Entrepreneurs tend to want to invest every moment of their time and energy into their business. The issue is they have a finite amount of both, which means time and energy must be sacrificed from one's personal life. Farewell to time spent with family, friends or on one's personal wellbeing.
It's easy to become completely consumed by work. It even happens to those in more traditional careers, and we tend to refer to these people as 'workaholics." Entrepreneurs, however, are much more susceptible to this.
Find That One Thing
I recommend finding one thing outside of your work, even if it's a small one. This needs to be something that you do every day with your undivided attention.
For me, it is driving my kids to school every morning. I've been doing this for years now, and it's a small thing that has made a big impact on my family and me.
I have a simple rule: I don't start the business day until I've dropped them off. This means not responding to emails and texts, which allows me to be "present" as a father and husband.
In the car, we usually talk about things that are going on in school for them. Sometimes it's their friends. Sometimes it's their homework. Sometimes it's their extracurricular activities. Whatever it is, it is important for me to listen and be engaged.

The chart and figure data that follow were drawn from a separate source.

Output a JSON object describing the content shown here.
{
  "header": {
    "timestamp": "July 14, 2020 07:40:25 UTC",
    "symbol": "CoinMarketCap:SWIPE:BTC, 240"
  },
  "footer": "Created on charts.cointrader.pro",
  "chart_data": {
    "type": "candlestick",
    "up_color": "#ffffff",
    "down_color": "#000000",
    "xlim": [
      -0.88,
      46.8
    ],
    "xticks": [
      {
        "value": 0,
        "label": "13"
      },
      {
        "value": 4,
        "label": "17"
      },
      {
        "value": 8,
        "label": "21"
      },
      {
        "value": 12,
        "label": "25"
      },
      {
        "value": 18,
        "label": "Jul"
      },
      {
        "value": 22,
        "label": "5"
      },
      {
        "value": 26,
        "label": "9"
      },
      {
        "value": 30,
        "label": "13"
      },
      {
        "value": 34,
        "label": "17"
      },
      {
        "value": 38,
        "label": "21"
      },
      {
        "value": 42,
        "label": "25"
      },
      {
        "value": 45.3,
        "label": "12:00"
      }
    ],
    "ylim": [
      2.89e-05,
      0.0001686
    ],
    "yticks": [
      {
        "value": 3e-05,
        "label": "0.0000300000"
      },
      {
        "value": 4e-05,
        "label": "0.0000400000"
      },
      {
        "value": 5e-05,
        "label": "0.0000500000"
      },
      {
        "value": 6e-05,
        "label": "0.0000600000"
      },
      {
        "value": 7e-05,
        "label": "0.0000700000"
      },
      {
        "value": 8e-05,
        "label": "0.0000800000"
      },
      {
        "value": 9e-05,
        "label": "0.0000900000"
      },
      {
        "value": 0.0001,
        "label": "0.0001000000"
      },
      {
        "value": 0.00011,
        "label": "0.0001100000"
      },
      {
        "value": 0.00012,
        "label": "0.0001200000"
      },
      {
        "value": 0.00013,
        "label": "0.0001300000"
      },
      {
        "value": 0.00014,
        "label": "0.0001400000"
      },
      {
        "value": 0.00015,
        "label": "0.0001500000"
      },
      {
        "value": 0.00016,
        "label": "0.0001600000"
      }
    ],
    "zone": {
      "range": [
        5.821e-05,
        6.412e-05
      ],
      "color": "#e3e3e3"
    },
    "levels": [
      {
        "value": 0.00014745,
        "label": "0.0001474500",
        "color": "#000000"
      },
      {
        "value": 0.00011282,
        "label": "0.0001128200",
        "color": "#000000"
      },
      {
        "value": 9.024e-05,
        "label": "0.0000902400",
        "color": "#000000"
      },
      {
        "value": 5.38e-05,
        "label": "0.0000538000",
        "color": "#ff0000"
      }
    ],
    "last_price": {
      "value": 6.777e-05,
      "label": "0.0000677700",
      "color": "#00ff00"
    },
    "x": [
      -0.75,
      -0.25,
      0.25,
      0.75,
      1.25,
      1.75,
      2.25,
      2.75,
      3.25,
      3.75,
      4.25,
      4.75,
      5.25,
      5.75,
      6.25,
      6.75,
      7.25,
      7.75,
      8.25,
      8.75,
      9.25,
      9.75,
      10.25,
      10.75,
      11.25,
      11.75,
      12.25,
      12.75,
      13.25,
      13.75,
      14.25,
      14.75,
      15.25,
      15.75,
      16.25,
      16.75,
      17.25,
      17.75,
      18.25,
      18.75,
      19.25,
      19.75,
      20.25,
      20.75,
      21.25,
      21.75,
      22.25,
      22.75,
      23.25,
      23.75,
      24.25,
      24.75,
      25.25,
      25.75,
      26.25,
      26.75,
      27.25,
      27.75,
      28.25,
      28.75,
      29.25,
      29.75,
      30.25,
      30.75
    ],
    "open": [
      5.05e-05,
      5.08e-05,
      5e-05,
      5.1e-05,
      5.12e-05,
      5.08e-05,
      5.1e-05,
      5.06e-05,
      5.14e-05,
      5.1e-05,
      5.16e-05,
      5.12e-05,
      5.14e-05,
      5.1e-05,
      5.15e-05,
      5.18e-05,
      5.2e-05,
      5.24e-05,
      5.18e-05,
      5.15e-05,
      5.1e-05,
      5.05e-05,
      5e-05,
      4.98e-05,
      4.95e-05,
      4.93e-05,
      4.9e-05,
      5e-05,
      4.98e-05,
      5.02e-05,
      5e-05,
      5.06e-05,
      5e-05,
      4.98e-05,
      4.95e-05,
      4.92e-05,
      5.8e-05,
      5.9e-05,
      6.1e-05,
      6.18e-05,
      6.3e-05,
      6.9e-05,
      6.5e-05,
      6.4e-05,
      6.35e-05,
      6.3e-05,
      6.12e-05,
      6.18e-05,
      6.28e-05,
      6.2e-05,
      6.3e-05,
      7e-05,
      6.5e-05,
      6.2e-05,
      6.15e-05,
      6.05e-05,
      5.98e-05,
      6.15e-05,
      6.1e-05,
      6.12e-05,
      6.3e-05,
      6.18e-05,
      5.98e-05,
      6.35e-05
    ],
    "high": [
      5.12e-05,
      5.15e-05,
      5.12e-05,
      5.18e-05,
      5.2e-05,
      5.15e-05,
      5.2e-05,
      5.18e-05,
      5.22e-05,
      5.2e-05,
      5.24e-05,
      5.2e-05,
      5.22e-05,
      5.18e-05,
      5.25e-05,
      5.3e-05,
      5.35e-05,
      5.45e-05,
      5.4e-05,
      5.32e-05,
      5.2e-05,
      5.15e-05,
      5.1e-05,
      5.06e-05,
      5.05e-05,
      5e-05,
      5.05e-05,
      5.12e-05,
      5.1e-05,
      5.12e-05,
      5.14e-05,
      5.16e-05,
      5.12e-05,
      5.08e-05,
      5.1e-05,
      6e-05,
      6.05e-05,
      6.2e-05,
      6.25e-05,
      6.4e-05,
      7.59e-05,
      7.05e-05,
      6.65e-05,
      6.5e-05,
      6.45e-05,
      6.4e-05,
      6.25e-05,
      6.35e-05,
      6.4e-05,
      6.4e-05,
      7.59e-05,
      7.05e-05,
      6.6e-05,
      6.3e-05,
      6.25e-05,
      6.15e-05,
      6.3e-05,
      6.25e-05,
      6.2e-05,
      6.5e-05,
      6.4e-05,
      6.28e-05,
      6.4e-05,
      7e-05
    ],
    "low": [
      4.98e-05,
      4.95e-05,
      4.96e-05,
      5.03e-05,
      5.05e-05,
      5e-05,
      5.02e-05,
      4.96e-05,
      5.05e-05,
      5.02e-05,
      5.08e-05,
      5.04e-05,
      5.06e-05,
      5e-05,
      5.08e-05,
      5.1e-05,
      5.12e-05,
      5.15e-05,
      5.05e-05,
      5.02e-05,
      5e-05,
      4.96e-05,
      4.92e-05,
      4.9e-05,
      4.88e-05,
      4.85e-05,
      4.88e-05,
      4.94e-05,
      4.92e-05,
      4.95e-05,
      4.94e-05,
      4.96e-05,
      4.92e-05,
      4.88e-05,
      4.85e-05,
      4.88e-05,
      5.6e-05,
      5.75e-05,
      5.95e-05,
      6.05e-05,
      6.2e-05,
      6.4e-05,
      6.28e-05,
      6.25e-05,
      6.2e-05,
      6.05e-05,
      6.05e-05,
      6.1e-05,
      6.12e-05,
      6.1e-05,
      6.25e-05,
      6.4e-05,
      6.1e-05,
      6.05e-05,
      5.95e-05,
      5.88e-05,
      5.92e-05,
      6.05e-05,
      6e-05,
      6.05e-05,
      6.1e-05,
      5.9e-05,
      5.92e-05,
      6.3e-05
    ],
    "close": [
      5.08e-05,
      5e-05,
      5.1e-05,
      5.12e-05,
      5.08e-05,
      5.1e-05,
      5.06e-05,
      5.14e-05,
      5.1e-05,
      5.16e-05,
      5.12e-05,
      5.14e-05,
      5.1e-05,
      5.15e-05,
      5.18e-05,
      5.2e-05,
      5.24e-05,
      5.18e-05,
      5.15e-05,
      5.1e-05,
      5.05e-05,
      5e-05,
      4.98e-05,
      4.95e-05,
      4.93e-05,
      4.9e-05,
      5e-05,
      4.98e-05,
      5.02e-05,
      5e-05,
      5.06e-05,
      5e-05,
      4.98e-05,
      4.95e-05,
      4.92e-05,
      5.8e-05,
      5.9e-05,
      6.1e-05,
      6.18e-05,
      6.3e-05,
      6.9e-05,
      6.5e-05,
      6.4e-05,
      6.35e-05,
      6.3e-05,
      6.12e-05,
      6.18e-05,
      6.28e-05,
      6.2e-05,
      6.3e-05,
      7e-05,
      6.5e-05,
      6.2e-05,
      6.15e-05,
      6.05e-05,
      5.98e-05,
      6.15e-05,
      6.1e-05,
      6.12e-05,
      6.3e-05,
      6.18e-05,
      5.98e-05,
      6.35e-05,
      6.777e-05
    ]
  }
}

This activity not only grounds me, but it also gives me the energy and enthusiasm to tackle daunting challenges the day may bring.
Serve Something Outside of Work
Whatever your one thing is, the concept is not to focus on work for a period and attend to some other aspect of your life. For me, that's my family.
What I've found is that when entrepreneurs are so wrapped up in our work, we feel like there's never enough time to get done what we need to get done. But when you spend time serving the people you love, serving something other than work, it almost magically creates more time, more capacity, and more ability to do the work you thought you didn't have time for.
If you're not sure what your one thing should be, the best advice is to really listen to what your friends and family are saying. Often they'll drop subtle (or sometimes not-so-subtle) clues to things they're concerned about.
These are probably areas of your life that you've been neglecting because of your business. Trust that they know what they are talking about - I know personally how easy it can be to be stubborn and dismissive of critique from those close to you, but they are almost always right.